The company began in 2006 when Shuman, a newly minted graphic-design grad from Penn State, was working at American Eagle. He and another new coworker from Chicago started talking clothes: "We thought, 'We should get into this, let's make shirts we would want to wear.'"
The pair spent weekends screening Ts to wear and share with friends. Eventually the Chicago partner moved to New York, and for a while there was long-distance collaboration. While that's done far less now, the pair still exchange ideas and, Shuman says, input from friends is always welcome. Shuman himself recently followed his girlfriend's grad-school ambitions to D.C., but the Pittsburgh shirt is still the biggest seller -- in Pittsburgh, and around the country.
The aforementioned Hot Sex shirt is also a big seller, and a blue graphic blowout of the company logo moves well. A stylized, pointillist rendition of a fat, Vegas-era Elvis sells well, too.
"It's a lot of music influence," Shuman says. "Punk rock, '90s alternative stuff. ... It's very Fugazi-, Nirvana-influenced. There's a lot of '80s-inspired stuff [on the market] now -- as much as I want to be a part of it, I don't exactly remember it," the 27-year-old says.
On average, there have been eight to 10 new designs each year, though Shuman says he's pressing for 12 this year. As demand and sales increase, his literal hands-on involvement with printing has faded a bit.

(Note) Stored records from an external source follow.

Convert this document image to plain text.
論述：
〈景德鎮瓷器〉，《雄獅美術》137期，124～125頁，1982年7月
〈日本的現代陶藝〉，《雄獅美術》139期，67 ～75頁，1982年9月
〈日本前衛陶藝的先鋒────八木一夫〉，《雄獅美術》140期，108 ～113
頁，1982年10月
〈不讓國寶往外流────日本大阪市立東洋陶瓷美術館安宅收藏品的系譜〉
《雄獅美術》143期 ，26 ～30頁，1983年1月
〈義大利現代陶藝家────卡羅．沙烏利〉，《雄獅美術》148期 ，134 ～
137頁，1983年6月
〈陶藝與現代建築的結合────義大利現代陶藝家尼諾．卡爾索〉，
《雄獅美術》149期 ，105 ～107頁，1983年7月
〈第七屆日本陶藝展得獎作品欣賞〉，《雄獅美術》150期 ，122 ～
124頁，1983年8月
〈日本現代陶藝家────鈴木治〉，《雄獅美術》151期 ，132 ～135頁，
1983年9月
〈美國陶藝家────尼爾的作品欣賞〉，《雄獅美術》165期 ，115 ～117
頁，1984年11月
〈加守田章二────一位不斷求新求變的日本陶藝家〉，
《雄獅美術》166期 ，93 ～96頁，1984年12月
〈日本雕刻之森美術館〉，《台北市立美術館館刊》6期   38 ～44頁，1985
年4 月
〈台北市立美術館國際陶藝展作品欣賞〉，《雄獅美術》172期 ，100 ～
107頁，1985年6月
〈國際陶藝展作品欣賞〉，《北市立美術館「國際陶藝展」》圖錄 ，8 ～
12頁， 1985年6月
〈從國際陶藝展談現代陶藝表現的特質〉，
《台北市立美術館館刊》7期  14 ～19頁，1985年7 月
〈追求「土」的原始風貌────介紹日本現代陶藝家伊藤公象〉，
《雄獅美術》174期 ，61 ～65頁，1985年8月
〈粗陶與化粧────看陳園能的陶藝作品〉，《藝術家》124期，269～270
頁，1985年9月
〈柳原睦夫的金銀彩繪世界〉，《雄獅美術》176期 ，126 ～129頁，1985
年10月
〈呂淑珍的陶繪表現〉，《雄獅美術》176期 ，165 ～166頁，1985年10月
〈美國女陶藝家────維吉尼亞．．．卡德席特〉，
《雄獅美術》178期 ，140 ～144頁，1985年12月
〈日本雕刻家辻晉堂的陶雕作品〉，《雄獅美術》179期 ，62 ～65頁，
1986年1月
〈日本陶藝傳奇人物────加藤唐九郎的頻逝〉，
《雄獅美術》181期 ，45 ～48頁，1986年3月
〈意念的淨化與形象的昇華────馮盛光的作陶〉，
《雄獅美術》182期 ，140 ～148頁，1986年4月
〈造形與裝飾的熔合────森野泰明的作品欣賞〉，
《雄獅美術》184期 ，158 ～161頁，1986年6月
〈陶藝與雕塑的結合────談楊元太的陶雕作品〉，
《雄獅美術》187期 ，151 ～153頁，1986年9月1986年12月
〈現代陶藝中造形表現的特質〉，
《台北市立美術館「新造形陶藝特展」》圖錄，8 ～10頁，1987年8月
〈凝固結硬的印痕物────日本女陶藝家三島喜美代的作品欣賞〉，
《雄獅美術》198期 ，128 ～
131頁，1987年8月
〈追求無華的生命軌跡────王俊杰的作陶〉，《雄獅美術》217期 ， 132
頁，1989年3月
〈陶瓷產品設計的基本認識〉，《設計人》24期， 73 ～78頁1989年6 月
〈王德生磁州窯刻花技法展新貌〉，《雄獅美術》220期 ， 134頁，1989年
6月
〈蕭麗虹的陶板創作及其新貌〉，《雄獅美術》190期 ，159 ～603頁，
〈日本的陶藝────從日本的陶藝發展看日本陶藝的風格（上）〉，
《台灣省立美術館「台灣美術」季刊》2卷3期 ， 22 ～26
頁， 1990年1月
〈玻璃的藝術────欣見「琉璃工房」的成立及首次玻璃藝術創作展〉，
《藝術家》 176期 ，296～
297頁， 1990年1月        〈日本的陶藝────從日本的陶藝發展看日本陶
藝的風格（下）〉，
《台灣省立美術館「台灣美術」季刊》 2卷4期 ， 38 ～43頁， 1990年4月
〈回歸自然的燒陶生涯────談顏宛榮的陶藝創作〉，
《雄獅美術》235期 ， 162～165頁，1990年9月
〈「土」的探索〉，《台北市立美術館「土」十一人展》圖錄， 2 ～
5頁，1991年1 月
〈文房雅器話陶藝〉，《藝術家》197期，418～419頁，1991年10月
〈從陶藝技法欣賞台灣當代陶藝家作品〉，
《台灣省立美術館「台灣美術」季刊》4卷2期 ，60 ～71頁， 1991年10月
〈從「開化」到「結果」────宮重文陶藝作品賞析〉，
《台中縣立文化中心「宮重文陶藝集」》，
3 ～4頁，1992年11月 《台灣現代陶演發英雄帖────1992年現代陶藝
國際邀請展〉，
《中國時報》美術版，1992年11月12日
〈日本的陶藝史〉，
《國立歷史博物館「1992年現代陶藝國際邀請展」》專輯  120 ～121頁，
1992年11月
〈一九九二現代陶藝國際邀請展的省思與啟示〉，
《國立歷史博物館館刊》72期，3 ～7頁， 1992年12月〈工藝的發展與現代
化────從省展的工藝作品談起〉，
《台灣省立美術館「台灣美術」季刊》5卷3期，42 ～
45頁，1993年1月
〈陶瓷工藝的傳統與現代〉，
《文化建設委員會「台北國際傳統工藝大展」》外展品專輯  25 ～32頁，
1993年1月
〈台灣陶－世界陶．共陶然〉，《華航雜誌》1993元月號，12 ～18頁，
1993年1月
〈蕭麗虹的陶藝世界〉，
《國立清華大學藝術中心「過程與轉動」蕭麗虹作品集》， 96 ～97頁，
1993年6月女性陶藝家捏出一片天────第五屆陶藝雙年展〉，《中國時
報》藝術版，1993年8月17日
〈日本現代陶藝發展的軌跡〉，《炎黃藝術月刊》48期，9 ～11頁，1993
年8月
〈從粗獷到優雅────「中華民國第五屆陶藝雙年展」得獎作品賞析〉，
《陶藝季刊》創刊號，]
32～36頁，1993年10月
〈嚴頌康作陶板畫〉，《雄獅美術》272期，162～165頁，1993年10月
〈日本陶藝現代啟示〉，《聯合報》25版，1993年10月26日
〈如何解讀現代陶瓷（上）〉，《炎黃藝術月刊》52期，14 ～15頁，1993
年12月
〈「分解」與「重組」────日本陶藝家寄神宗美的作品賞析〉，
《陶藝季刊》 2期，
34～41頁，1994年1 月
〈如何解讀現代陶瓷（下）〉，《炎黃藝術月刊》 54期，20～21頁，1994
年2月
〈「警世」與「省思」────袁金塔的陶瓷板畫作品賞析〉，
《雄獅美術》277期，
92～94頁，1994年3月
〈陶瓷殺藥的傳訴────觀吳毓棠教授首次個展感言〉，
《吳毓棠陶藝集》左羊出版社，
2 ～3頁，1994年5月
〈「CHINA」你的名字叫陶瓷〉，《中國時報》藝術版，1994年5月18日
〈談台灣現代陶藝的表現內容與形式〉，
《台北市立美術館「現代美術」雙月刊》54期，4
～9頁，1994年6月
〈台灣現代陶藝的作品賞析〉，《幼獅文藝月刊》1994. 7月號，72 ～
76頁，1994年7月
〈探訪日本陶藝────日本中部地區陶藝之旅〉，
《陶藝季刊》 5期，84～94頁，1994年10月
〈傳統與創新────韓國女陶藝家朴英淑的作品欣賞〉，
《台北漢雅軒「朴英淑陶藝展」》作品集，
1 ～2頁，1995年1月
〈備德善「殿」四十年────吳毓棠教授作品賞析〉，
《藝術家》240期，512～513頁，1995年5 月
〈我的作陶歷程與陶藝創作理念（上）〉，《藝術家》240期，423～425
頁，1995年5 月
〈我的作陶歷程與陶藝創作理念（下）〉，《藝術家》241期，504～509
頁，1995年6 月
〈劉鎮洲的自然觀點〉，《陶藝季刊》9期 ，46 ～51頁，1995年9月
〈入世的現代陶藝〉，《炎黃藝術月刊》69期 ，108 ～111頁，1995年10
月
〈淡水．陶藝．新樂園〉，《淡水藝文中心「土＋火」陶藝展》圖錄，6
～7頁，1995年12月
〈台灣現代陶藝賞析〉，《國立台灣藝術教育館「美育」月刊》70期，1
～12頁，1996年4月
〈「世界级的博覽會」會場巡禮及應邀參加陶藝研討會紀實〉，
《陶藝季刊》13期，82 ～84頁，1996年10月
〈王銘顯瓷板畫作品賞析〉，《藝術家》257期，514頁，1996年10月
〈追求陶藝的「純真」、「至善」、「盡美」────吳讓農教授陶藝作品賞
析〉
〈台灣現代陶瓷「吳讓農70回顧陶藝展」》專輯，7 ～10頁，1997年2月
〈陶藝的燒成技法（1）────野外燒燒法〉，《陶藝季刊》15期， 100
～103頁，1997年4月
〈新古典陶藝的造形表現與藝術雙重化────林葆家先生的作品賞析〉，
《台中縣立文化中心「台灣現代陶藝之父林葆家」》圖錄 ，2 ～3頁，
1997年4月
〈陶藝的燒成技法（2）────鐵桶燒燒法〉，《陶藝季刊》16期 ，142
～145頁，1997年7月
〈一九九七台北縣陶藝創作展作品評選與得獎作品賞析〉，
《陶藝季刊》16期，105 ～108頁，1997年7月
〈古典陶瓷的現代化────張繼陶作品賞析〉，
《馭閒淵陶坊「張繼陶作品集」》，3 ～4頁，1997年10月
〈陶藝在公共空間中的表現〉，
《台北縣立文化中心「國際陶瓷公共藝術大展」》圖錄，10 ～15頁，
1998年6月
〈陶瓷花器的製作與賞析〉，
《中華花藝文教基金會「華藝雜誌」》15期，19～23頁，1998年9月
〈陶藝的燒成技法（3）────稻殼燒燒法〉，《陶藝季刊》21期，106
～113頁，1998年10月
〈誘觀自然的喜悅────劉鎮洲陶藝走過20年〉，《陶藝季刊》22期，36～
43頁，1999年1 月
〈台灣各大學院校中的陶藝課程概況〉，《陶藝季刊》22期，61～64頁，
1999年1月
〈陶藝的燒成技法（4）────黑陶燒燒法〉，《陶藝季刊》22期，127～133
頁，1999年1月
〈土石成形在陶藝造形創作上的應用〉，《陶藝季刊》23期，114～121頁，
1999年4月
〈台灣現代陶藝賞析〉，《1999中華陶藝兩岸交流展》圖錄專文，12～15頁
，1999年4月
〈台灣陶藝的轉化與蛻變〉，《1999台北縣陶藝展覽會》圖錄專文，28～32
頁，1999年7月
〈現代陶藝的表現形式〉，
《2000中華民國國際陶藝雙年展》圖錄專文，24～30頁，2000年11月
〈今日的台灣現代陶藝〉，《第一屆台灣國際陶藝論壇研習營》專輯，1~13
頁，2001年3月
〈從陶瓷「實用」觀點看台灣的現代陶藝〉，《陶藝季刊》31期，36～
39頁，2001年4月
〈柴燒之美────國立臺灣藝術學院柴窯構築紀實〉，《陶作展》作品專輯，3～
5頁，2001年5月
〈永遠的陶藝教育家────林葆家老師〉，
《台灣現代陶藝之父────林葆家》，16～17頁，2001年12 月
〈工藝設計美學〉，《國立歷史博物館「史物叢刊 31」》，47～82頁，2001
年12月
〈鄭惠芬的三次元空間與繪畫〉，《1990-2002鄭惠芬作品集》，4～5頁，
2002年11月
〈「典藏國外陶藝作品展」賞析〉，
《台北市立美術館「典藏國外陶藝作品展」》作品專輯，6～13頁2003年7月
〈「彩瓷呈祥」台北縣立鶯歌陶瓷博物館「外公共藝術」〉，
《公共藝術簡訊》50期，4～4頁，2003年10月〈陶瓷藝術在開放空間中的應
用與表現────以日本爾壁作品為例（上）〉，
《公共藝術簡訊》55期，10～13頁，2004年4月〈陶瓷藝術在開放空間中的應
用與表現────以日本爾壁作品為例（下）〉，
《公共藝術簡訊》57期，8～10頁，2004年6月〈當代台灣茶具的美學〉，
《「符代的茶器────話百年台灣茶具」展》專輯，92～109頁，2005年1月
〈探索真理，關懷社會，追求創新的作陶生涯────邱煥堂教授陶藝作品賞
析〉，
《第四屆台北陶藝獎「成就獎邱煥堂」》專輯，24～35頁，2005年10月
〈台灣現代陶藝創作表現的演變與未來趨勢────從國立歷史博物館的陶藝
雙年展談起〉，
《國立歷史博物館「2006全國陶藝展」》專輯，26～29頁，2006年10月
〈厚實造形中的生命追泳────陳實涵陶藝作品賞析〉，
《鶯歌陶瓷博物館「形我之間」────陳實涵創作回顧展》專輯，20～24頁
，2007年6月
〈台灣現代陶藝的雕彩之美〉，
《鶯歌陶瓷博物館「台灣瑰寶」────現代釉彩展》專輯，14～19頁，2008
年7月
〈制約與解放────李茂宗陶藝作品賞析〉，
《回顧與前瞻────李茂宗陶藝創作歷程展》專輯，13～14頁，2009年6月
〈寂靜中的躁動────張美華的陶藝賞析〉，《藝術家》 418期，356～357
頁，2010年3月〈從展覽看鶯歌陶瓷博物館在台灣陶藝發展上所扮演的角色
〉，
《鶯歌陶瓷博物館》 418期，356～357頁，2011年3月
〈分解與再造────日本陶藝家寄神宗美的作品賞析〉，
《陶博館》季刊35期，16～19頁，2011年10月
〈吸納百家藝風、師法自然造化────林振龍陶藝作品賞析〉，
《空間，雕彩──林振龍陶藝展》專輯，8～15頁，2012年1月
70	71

"At first, it was 100 percent us screening," Shuman says. "For the larger orders I have gone the outsourcing route." But he estimates no more than 40 percent is ever outsourced. "I'm in the mix."
Right now, the designs are printed mostly on American Apparel T's bought wholesale. At some point, Shuman would like to get into manufacturing his own cuts and fits. Hoodies and jackets, too, could be on the horizon.
"He does really well in the store," says Steve Ford, proprietor of Decade at 1407 E. Carson St., on the South Side -- the only non-cyber place to get the shirts. (The Web site is www.peoplescartel.com.) "People come looking for his gear. I can't keep them in."
Ford says the shirts have a wide appeal not just for the obvious local lust for all things black-and-gold, but also the easy cool of the shirts and the bright colors. And, from a shop-owner's standpoint, Ford says Shuman's dedication to his work is appealing: "The nice thing about this brand is that he's pushing it to become something. They might become big."